Recent research by Oxford Economics and SAP has uncovered significant barriers to corporate sustainability initiatives. The problems include a lack of communication and engagement by executives, ineffective use of data, siloed technologies that don’t share processes or information, and a lack of cross-company and industry collaboration and partnership.

Yet while the value of sustainability initiatives is not being realized broadly, the study also shows that the business case for them is well understood. Executives expressed eagerness for their organizations to become more sustainable, citing efficiency (58%), improving brand reputation (46%), and meeting customer needs (44%) as top business benefits for sustainability efforts. Overall, 63% of the executives surveyed indicated that their company has a formal sustainability plan already in place.

Sustainability Leaders Are Emerging

Most organizations responding to the survey described loosely defined sustainability commitments and limited connections with internal and external audiences. Roughly two thirds of executives who do have sustainability plans in place say the scope and vision of the plans are not effectively communicated across the organization or externally.

However, the research did identify a small group of executives – about 9% – who have embraced sustainability-focused processes and are reaping the benefits.
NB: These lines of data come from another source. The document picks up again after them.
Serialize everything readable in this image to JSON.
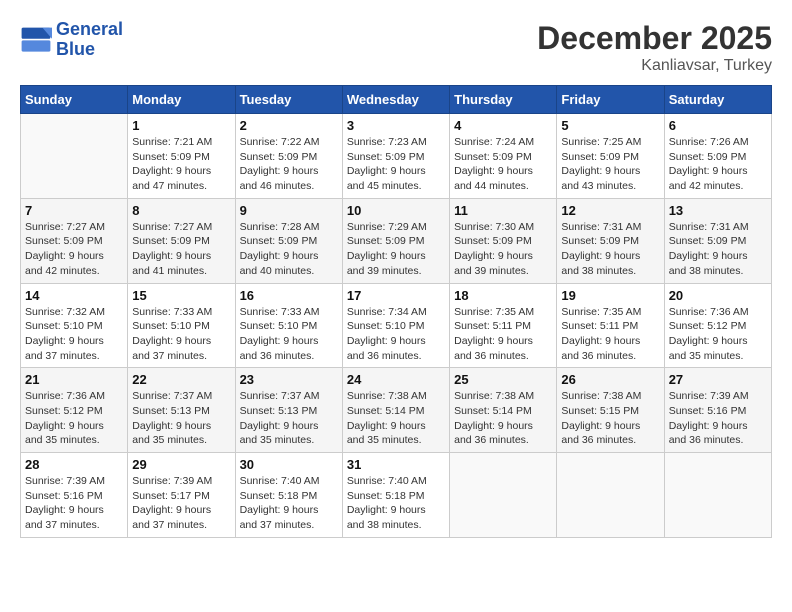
{
  "header": {
    "logo_line1": "General",
    "logo_line2": "Blue",
    "month": "December 2025",
    "location": "Kanliavsar, Turkey"
  },
  "weekdays": [
    "Sunday",
    "Monday",
    "Tuesday",
    "Wednesday",
    "Thursday",
    "Friday",
    "Saturday"
  ],
  "weeks": [
    [
      {
        "day": "",
        "info": ""
      },
      {
        "day": "1",
        "info": "Sunrise: 7:21 AM\nSunset: 5:09 PM\nDaylight: 9 hours\nand 47 minutes."
      },
      {
        "day": "2",
        "info": "Sunrise: 7:22 AM\nSunset: 5:09 PM\nDaylight: 9 hours\nand 46 minutes."
      },
      {
        "day": "3",
        "info": "Sunrise: 7:23 AM\nSunset: 5:09 PM\nDaylight: 9 hours\nand 45 minutes."
      },
      {
        "day": "4",
        "info": "Sunrise: 7:24 AM\nSunset: 5:09 PM\nDaylight: 9 hours\nand 44 minutes."
      },
      {
        "day": "5",
        "info": "Sunrise: 7:25 AM\nSunset: 5:09 PM\nDaylight: 9 hours\nand 43 minutes."
      },
      {
        "day": "6",
        "info": "Sunrise: 7:26 AM\nSunset: 5:09 PM\nDaylight: 9 hours\nand 42 minutes."
      }
    ],
    [
      {
        "day": "7",
        "info": "Sunrise: 7:27 AM\nSunset: 5:09 PM\nDaylight: 9 hours\nand 42 minutes."
      },
      {
        "day": "8",
        "info": "Sunrise: 7:27 AM\nSunset: 5:09 PM\nDaylight: 9 hours\nand 41 minutes."
      },
      {
        "day": "9",
        "info": "Sunrise: 7:28 AM\nSunset: 5:09 PM\nDaylight: 9 hours\nand 40 minutes."
      },
      {
        "day": "10",
        "info": "Sunrise: 7:29 AM\nSunset: 5:09 PM\nDaylight: 9 hours\nand 39 minutes."
      },
      {
        "day": "11",
        "info": "Sunrise: 7:30 AM\nSunset: 5:09 PM\nDaylight: 9 hours\nand 39 minutes."
      },
      {
        "day": "12",
        "info": "Sunrise: 7:31 AM\nSunset: 5:09 PM\nDaylight: 9 hours\nand 38 minutes."
      },
      {
        "day": "13",
        "info": "Sunrise: 7:31 AM\nSunset: 5:09 PM\nDaylight: 9 hours\nand 38 minutes."
      }
    ],
    [
      {
        "day": "14",
        "info": "Sunrise: 7:32 AM\nSunset: 5:10 PM\nDaylight: 9 hours\nand 37 minutes."
      },
      {
        "day": "15",
        "info": "Sunrise: 7:33 AM\nSunset: 5:10 PM\nDaylight: 9 hours\nand 37 minutes."
      },
      {
        "day": "16",
        "info": "Sunrise: 7:33 AM\nSunset: 5:10 PM\nDaylight: 9 hours\nand 36 minutes."
      },
      {
        "day": "17",
        "info": "Sunrise: 7:34 AM\nSunset: 5:10 PM\nDaylight: 9 hours\nand 36 minutes."
      },
      {
        "day": "18",
        "info": "Sunrise: 7:35 AM\nSunset: 5:11 PM\nDaylight: 9 hours\nand 36 minutes."
      },
      {
        "day": "19",
        "info": "Sunrise: 7:35 AM\nSunset: 5:11 PM\nDaylight: 9 hours\nand 36 minutes."
      },
      {
        "day": "20",
        "info": "Sunrise: 7:36 AM\nSunset: 5:12 PM\nDaylight: 9 hours\nand 35 minutes."
      }
    ],
    [
      {
        "day": "21",
        "info": "Sunrise: 7:36 AM\nSunset: 5:12 PM\nDaylight: 9 hours\nand 35 minutes."
      },
      {
        "day": "22",
        "info": "Sunrise: 7:37 AM\nSunset: 5:13 PM\nDaylight: 9 hours\nand 35 minutes."
      },
      {
        "day": "23",
        "info": "Sunrise: 7:37 AM\nSunset: 5:13 PM\nDaylight: 9 hours\nand 35 minutes."
      },
      {
        "day": "24",
        "info": "Sunrise: 7:38 AM\nSunset: 5:14 PM\nDaylight: 9 hours\nand 35 minutes."
      },
      {
        "day": "25",
        "info": "Sunrise: 7:38 AM\nSunset: 5:14 PM\nDaylight: 9 hours\nand 36 minutes."
      },
      {
        "day": "26",
        "info": "Sunrise: 7:38 AM\nSunset: 5:15 PM\nDaylight: 9 hours\nand 36 minutes."
      },
      {
        "day": "27",
        "info": "Sunrise: 7:39 AM\nSunset: 5:16 PM\nDaylight: 9 hours\nand 36 minutes."
      }
    ],
    [
      {
        "day": "28",
        "info": "Sunrise: 7:39 AM\nSunset: 5:16 PM\nDaylight: 9 hours\nand 37 minutes."
      },
      {
        "day": "29",
        "info": "Sunrise: 7:39 AM\nSunset: 5:17 PM\nDaylight: 9 hours\nand 37 minutes."
      },
      {
        "day": "30",
        "info": "Sunrise: 7:40 AM\nSunset: 5:18 PM\nDaylight: 9 hours\nand 37 minutes."
      },
      {
        "day": "31",
        "info": "Sunrise: 7:40 AM\nSunset: 5:18 PM\nDaylight: 9 hours\nand 38 minutes."
      },
      {
        "day": "",
        "info": ""
      },
      {
        "day": "",
        "info": ""
      },
      {
        "day": "",
        "info": ""
      }
    ]
  ]
}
These “sustainability leaders” are defined by traits such as setting clear expectations at the strategic level, applying the transformative power of technology, and data management and engaging with important audiences such as employees, supply chain partners and policymakers.

Addressing the Core Concerns Can Jump-Start Sustainability Initiatives

The Oxford Economics and SAP study offers comprehensive data to paint a broad picture of corporate sustainability efforts. From the responses, key challenges emerge where companies can focus to improve their sustainability results and move into the “Leaders” category. Efforts to address those concerns fall into five core areas:

  • Begin with executive sponsorship. Sustainability efforts should start with setting an explicit plan that is communicated and emphasized throughout the organization.
  • Drive clear, consistent communications. While sustainability efforts begin at the top, the vision must be turned into action by employees. Connecting key teams with clear goals is important to push greater sustainability performance.
  • Integrate processes, technologies and data. Most businesses have not embedded sustainability into their core strategies, leading to disconnected technologies that double count, prevent strategic planning and leave financial and nonfinancial information disconnected. Unifying these assets provides visibility into progress and performance.
  • Extend sustainable practices to customers, partners and suppliers. Energy providers are a key component of sustainability practices, but more than one third of respondents don’t view using sustainable energy providers as critical to their carbon-reduction goals (36%). They also don’t impose the same requirements on their partners that they put on themselves. Sustainability is a team sport that requires participation across the supply chain.
  • Understand that data is critical. Capturing and analyzing data provides insight into resources and efficiency. It enables the organization to measure outcomes and raises the flag when improvements are needed. This key component is an area ripe for innovation across industries.